The model meets/beats Llama despite having an order-of-magnitude fewer active parameters (52B vs 405B). Absolutely bonkers. AI is moving so fast with these breakthroughs -- synthetic data, distillation, alt. architectures (e.g. MoE/SSM), LoRA, RAG, curriculum learning, etc.
We've come so astonishingly far in like two years. I have no idea what AI will do in another year, and it's thrilling.
the paper with details: https://arxiv.org/pdf/2411.02265
They use
- 16 experts, of which one is activated per token
- 1 shared expert that is always active
in summary that makes around 52B active parameters per token instead of the 405B of LLama3.1.
> Territory” shall mean the worldwide territory, excluding the territory of the European Union.
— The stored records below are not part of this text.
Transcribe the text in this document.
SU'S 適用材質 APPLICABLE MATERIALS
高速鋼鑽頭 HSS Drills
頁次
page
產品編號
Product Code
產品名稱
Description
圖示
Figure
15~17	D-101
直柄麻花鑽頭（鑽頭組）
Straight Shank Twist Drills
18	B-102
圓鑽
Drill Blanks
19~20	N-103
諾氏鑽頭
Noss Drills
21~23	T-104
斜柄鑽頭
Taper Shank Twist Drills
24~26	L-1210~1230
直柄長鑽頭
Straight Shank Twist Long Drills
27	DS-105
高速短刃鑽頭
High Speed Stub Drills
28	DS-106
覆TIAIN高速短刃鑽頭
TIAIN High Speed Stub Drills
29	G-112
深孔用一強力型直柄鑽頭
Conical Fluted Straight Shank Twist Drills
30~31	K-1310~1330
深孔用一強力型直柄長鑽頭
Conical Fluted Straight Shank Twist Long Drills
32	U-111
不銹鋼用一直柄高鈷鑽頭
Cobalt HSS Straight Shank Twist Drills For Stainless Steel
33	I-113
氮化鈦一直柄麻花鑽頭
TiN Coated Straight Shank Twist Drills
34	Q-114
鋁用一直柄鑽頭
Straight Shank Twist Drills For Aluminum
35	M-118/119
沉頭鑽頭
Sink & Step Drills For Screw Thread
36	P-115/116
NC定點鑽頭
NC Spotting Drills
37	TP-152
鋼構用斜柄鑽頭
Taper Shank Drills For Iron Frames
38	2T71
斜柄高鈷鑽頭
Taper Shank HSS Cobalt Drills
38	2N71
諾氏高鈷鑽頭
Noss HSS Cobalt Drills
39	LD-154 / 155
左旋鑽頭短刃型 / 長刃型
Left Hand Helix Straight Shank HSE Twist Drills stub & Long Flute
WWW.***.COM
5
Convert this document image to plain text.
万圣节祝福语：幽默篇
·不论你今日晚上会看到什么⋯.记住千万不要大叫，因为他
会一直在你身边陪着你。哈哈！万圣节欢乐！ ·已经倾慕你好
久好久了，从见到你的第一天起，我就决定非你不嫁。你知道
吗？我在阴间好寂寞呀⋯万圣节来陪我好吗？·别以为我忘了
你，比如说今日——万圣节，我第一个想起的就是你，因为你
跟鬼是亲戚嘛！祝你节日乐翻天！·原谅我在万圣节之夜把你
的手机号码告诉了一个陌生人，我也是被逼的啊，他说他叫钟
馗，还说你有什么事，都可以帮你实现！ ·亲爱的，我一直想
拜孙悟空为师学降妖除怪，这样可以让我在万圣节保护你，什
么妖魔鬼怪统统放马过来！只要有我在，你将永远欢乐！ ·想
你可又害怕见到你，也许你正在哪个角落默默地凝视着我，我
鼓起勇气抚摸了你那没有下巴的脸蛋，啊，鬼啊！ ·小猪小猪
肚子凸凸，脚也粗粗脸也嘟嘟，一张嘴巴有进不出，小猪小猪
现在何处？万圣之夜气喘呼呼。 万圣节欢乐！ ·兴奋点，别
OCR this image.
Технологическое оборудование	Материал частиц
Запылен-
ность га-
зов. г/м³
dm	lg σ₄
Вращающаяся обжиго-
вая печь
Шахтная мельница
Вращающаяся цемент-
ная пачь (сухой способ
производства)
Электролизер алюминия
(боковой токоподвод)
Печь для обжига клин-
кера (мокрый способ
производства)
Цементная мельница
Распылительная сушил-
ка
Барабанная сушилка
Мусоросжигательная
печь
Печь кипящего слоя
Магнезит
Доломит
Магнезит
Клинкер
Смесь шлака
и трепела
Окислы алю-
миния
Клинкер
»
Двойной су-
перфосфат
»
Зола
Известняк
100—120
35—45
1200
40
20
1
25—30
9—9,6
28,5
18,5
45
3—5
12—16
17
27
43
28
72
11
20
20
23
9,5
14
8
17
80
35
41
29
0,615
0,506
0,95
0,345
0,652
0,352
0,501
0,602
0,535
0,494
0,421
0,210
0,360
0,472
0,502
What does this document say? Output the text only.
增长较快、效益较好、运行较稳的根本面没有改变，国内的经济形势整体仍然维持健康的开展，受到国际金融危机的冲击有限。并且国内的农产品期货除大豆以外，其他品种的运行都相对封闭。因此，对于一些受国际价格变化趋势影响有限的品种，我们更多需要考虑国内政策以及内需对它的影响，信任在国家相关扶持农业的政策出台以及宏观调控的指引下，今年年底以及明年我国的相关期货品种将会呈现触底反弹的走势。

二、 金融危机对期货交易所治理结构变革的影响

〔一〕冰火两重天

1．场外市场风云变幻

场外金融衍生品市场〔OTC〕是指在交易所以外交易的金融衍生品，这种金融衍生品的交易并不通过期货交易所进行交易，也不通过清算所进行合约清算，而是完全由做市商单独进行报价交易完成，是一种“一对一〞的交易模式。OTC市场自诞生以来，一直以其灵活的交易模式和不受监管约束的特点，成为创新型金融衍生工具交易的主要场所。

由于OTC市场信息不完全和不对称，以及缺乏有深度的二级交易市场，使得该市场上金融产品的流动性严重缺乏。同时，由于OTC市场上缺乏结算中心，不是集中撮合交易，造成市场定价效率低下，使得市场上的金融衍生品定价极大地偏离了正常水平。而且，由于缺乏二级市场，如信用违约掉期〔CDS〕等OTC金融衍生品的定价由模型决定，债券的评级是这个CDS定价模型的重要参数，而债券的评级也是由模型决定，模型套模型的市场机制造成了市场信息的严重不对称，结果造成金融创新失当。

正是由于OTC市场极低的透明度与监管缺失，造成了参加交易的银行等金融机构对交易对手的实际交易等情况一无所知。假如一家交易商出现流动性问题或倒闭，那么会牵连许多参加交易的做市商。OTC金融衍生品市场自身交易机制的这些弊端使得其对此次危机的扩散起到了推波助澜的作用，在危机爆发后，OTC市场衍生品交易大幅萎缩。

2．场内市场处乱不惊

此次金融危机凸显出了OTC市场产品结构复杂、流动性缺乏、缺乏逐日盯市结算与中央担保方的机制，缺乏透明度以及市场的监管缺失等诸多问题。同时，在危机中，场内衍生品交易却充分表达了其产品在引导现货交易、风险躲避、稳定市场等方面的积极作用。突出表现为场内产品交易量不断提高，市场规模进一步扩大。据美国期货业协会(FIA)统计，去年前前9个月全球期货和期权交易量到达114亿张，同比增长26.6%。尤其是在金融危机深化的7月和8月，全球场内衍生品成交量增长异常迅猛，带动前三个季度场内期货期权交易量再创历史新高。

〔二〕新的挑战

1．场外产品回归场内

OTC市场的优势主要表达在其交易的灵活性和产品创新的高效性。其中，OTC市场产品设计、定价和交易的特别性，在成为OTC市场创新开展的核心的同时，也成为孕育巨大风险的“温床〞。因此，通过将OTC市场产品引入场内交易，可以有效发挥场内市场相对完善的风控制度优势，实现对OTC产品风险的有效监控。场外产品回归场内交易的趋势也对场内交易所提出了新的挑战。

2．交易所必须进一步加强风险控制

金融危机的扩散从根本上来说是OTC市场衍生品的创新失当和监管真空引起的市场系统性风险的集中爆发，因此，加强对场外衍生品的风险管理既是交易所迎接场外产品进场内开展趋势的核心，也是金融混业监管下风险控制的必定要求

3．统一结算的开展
Anyone have some background on this?
- 389 billion parameters and 52 billion activation parameters, capable of handling up to 256K tokens. - outperforms LLama3.1-70B and exhibits comparable performance when compared to the significantly larger LLama3.1-405B model.
Definitely not trained on Nvidia or AMD GPUs.
I'm no expert on these MoE models with "a total of 389 billion parameters and 52 billion active parameters". Do hobbyists stand a chance of running this model (quantized) at home? For example on something like a PC with 128GB (or 512GB) RAM and one or two RTX 3090 24GB VRAM GPUs?
How does it compare with LLama3.2?
Not open source. Even if we accept model weights as source code, which is highly dubious, this clearly violates clauses 5 and 6 of the Open Source Definition. It discriminates between users (clause 5) by refusing to grant any rights to users in the European Union, and it discriminates between uses (clause 6) by requiring agreement to an Acceptable Use Policy.
EDIT: The HN title was changed, which previously made the claim. But as HN user swyx pointed out, Tencent is also claiming this is open source, e.g.: "The currently unveiled Hunyuan-Large (Hunyuan-MoE-A52B) model is the largest open-source Transformer-based MoE model in the industry".